Imagem ilustrativa da imagem Mãe Mulata
| Foto: Paulo Briguet



Um dos caminhos seguros para encontrar o sentido da vida é a vida dos antigos. Neste fim de ano tive uma longa e proveitosa conversa com meu tio-avô e padrinho de batismo, Álvaro Costa, sobre uma personagem fascinante de nossa família: sua mãe, Ambrosina Nunes Costa, por todos conhecida como Mãe Mulata. Tio Álvaro é o ancião de nossa família, dono de uma memória e lucidez impressionantes no alto de seus 88 anos.

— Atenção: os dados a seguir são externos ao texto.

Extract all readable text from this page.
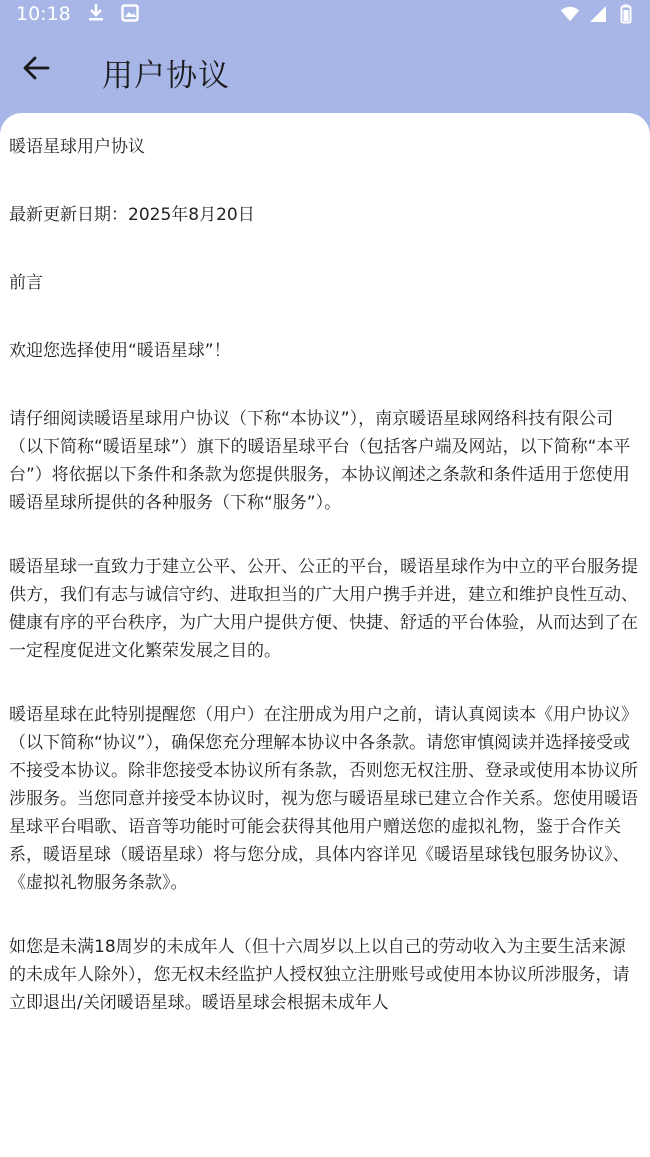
10:18
用户协议

暖语星球用户协议

最新更新日期：2025年8月20日

前言

欢迎您选择使用“暖语星球”！

请仔细阅读暖语星球用户协议（下称“本协议”），南京暖语星球网络科技有限公司（以下简称“暖语星球”）旗下的暖语星球平台（包括客户端及网站，以下简称“本平台”）将依据以下条件和条款为您提供服务，本协议阐述之条款和条件适用于您使用暖语星球所提供的各种服务（下称“服务”）。

暖语星球一直致力于建立公平、公开、公正的平台，暖语星球作为中立的平台服务提供方，我们有志与诚信守约、进取担当的广大用户携手并进，建立和维护良性互动、健康有序的平台秩序，为广大用户提供方便、快捷、舒适的平台体验，从而达到了在一定程度促进文化繁荣发展之目的。

暖语星球在此特别提醒您（用户）在注册成为用户之前，请认真阅读本《用户协议》（以下简称“协议”），确保您充分理解本协议中各条款。请您审慎阅读并选择接受或不接受本协议。除非您接受本协议所有条款，否则您无权注册、登录或使用本协议所涉服务。当您同意并接受本协议时，视为您与暖语星球已建立合作关系。您使用暖语星球平台唱歌、语音等功能时可能会获得其他用户赠送您的虚拟礼物，鉴于合作关系，暖语星球（暖语星球）将与您分成，具体内容详见《暖语星球钱包服务协议》、《虚拟礼物服务条款》。

如您是未满18周岁的未成年人（但十六周岁以上以自己的劳动收入为主要生活来源的未成年人除外），您无权未经监护人授权独立注册账号或使用本协议所涉服务，请立即退出/关闭暖语星球。暖语星球会根据未成年人
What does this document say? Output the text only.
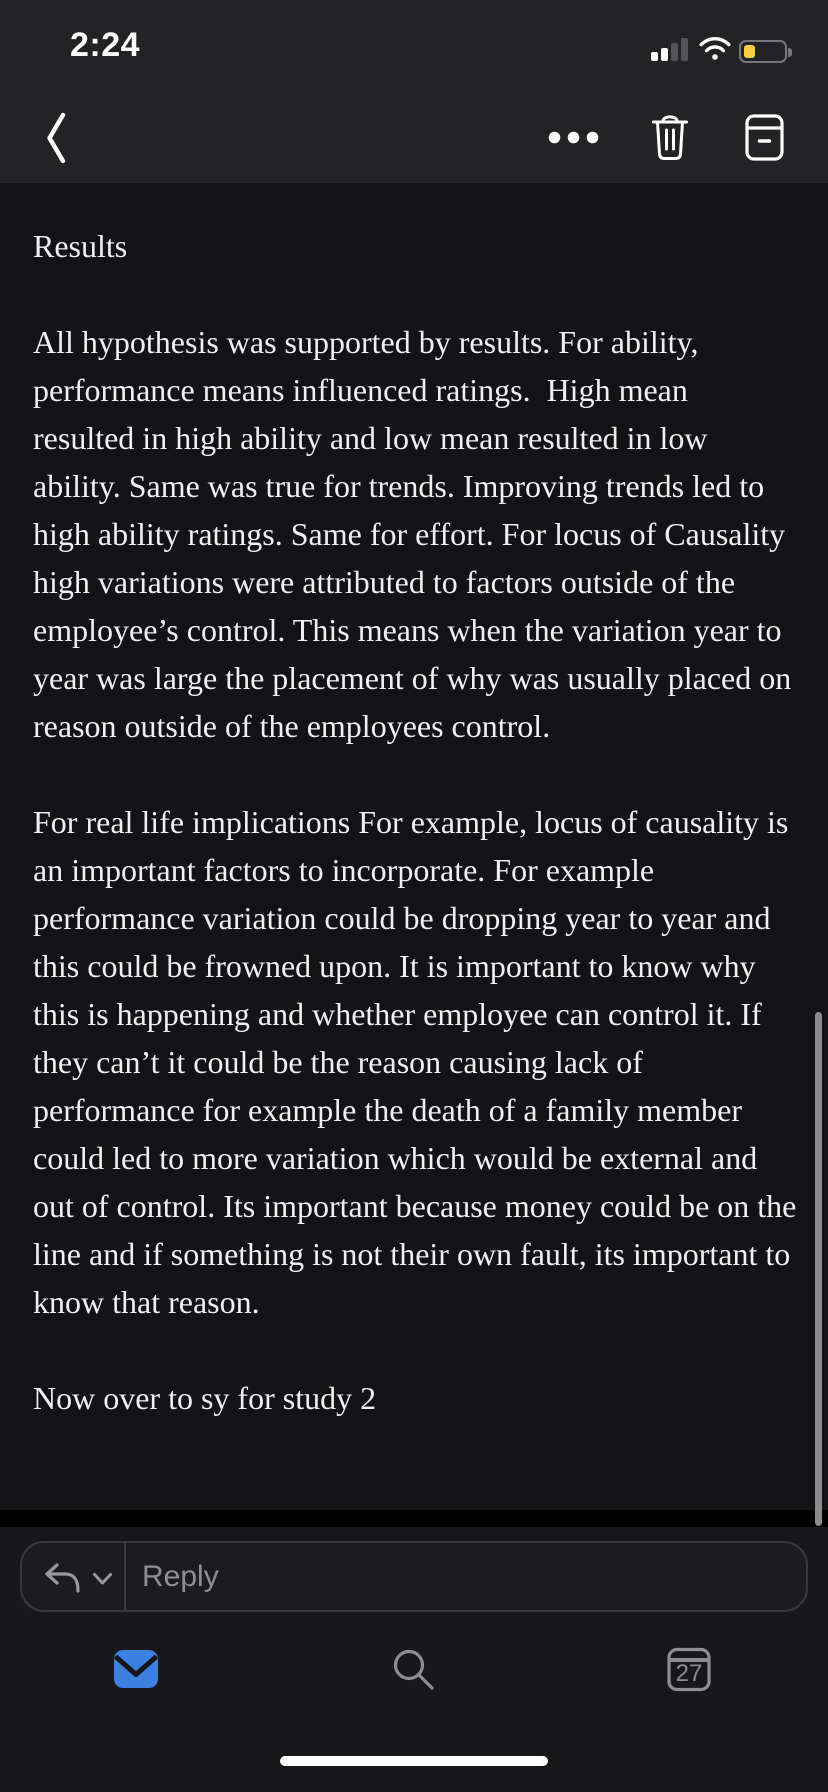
2:24
Results
All hypothesis was supported by results. For ability,
performance means influenced ratings.  High mean
resulted in high ability and low mean resulted in low
ability. Same was true for trends. Improving trends led to
high ability ratings. Same for effort. For locus of Causality
high variations were attributed to factors outside of the
employee’s control. This means when the variation year to
year was large the placement of why was usually placed on
reason outside of the employees control.
For real life implications For example, locus of causality is
an important factors to incorporate. For example
performance variation could be dropping year to year and
this could be frowned upon. It is important to know why
this is happening and whether employee can control it. If
they can’t it could be the reason causing lack of
performance for example the death of a family member
could led to more variation which would be external and
out of control. Its important because money could be on the
line and if something is not their own fault, its important to
know that reason.
Now over to sy for study 2
Reply
27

Aquela que viria a ser minha bisavó materna nasceu no final do século XIX na pequeníssima Bom Jesus do Córrego, Sul de Minas Gerais — ou simplesmente "Córgo", como dizem os habitantes da cidadezinha até hoje. Perdeu a mãe muito cedo, e foi criada por uma fazendeira da região, Maria Ribeiro. A palavra "fazendeira" tem aqui uma conotação muito particular: a bondosa Dona Maria morava numa casinha de madeira e bebia água da bica que existia no fundo de seu quintal.

Mãe Mulata, como a própria alcunha faz supor, tinha sangue negro e indígena. Meus outros antepassados todos têm origem imigrante, formando um verdadeiro cadinho de miscigenação, com espanhóis, portugueses, italianos, franceses, belgas e judeus. Quase todos nós brasileiros somos assim.

Mãe Mulata casou-se por volta de 1910 com o maquinista de trem Antônio Costa. Moraram em diversas cidades ao longo da Estrada de Ferro Noroeste do Brasil, nos estados de São Paulo e Mato Grosso (hoje Mato Grosso do Sul). Tiveram onze filhos, dos quais seis chegaram à idade adulta. Minha querida Vó Maria, a quem dediquei meu último livro, era a mais velha entre os que sobreviveram.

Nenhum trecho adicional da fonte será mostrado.